One of the most well-known radio codes is " 10-4". It means that a person has understood and acknowledged your message.
When you say " 10-5", you're asking someone to relay information to another individual. You may state the name of the desired recipient after using this code.
If a two-way radio user says " 10-6", the person is busy and wants you to wait for further communication. Stop transmitting and listen.
The code " 10-7" indicates that you're "out of service" and you'll turn off the radio soon. On the other hand, "10-8" means "in service." You should be ready to receive calls after you say it.
If you want someone to repeat the last statement because poor conditions prevented you from hearing it, say " 10-9".
When a person uses " 10-18", it can have a couple of different meanings. This individual might want to know if you have any assignments for him or her. Alternately, it could mean that you need to finish a task promptly.
The code " 10-19" indicates a lack of assignments or messages for you. It also tells you to go back to the station, office or depot.
The number combination " 10-20" represents a request for your current location. You could specify a district, highway or street address.
The code " 10-23" reveals that an individual has arrived at a destination and completed the previous assignment. It can also constitute a request to wait until other users stop communicating on the same channel.
Someone who needs to know the current time will say " 10-36". If it's 10 o'clock, remember to say "a.m." or "p.m." so that your reply doesn't sound like another code!
Several other codes consist of three letters. For instance, " QRX" typically means "stand by." Some people use it to ask when they'll hear from you again.
An individual who says " QRU" may want to know if you've been harmed in any way, but this code's usage varies by region. It could also disclose that there aren't any new assignments or messages for you.

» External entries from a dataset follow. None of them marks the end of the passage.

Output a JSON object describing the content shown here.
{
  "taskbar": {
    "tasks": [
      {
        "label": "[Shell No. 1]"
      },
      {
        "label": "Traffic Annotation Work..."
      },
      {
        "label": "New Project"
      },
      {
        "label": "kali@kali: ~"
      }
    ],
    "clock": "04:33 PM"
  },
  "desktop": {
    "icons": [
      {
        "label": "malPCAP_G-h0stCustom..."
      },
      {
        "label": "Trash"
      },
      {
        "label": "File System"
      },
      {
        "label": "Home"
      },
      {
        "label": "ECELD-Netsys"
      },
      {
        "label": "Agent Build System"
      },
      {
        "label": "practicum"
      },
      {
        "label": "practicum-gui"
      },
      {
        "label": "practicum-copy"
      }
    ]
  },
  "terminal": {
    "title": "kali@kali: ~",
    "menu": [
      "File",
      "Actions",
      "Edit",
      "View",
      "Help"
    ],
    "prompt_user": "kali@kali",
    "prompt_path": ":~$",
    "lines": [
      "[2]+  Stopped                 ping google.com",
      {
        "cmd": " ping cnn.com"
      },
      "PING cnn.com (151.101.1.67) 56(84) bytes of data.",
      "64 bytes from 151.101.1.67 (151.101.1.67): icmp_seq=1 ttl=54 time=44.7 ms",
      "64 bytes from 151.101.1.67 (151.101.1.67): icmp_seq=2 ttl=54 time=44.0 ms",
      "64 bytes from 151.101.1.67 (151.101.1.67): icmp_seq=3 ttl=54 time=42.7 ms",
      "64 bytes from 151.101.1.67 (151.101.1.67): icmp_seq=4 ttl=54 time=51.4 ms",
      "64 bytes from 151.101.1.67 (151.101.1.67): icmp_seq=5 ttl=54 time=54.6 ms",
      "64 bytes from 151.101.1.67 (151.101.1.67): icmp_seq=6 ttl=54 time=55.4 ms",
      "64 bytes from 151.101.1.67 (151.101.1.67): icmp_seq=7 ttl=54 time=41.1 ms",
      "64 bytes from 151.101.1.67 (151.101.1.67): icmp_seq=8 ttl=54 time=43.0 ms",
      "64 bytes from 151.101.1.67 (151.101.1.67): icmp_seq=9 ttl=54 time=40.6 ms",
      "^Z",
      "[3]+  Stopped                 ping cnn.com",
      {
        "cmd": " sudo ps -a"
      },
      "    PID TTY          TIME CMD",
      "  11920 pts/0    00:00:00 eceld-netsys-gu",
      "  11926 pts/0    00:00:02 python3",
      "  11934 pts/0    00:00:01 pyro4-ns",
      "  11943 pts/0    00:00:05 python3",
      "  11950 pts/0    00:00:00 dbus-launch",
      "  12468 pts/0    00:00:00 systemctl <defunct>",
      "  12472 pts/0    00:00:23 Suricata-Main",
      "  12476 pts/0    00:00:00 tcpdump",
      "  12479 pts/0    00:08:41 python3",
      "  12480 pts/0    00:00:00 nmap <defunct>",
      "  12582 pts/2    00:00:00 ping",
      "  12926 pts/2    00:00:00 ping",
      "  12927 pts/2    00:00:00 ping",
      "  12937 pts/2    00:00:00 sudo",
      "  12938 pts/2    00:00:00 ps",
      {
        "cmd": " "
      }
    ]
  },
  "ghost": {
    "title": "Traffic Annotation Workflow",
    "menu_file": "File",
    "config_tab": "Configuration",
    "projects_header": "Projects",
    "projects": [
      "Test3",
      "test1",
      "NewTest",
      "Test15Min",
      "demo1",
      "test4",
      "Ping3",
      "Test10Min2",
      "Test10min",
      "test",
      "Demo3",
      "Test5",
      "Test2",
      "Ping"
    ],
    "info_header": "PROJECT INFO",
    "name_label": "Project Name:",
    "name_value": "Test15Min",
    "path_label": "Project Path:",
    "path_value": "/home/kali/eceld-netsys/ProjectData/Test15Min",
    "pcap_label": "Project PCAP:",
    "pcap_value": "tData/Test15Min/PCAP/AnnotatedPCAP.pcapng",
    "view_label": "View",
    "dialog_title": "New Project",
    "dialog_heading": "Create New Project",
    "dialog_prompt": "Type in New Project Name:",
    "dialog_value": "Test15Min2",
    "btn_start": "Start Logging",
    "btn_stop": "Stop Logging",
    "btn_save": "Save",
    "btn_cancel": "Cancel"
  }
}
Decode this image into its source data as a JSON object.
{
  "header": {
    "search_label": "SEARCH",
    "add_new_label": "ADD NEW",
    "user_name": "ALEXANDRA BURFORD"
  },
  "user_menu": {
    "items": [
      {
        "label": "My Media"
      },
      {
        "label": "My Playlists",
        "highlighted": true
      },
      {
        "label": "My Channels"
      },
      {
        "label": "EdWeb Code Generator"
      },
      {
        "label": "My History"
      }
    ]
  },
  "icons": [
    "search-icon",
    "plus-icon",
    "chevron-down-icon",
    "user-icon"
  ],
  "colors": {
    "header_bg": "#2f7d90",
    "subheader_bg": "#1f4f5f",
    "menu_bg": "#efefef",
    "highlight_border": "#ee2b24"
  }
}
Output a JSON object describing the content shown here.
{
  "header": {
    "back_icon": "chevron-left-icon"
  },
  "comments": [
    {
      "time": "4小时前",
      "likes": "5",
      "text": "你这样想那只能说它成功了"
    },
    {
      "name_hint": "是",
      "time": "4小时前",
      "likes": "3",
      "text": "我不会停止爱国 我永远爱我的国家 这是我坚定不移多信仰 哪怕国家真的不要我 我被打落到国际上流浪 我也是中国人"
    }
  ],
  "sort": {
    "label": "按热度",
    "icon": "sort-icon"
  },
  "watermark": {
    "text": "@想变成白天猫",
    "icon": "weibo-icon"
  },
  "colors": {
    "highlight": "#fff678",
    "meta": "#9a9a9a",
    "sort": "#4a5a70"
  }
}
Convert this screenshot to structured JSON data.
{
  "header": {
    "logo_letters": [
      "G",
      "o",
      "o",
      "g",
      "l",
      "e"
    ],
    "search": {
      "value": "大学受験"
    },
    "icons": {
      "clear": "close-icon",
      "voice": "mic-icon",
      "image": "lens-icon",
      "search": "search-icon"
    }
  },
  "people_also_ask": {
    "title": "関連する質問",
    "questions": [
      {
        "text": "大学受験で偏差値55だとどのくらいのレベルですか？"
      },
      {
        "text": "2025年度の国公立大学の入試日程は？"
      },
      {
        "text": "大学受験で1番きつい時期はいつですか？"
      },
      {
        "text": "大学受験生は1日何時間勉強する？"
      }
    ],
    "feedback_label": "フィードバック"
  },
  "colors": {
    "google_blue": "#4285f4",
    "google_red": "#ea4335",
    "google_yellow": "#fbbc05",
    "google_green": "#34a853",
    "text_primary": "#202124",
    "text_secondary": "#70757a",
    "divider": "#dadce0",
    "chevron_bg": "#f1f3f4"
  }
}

The acronym " QSM" calls for you to repeat a phrase because the other party couldn't hear it. Set your radio to its maximum output power if possible. The code "QRM" has a similar definition; it represents a request to compensate for staticky reception by repeating a sentence.
If someone says "QTH," he or she wants to know your current position or location. Finally, " QSL" acknowledges your last message and has a meaning similar to " 10-4".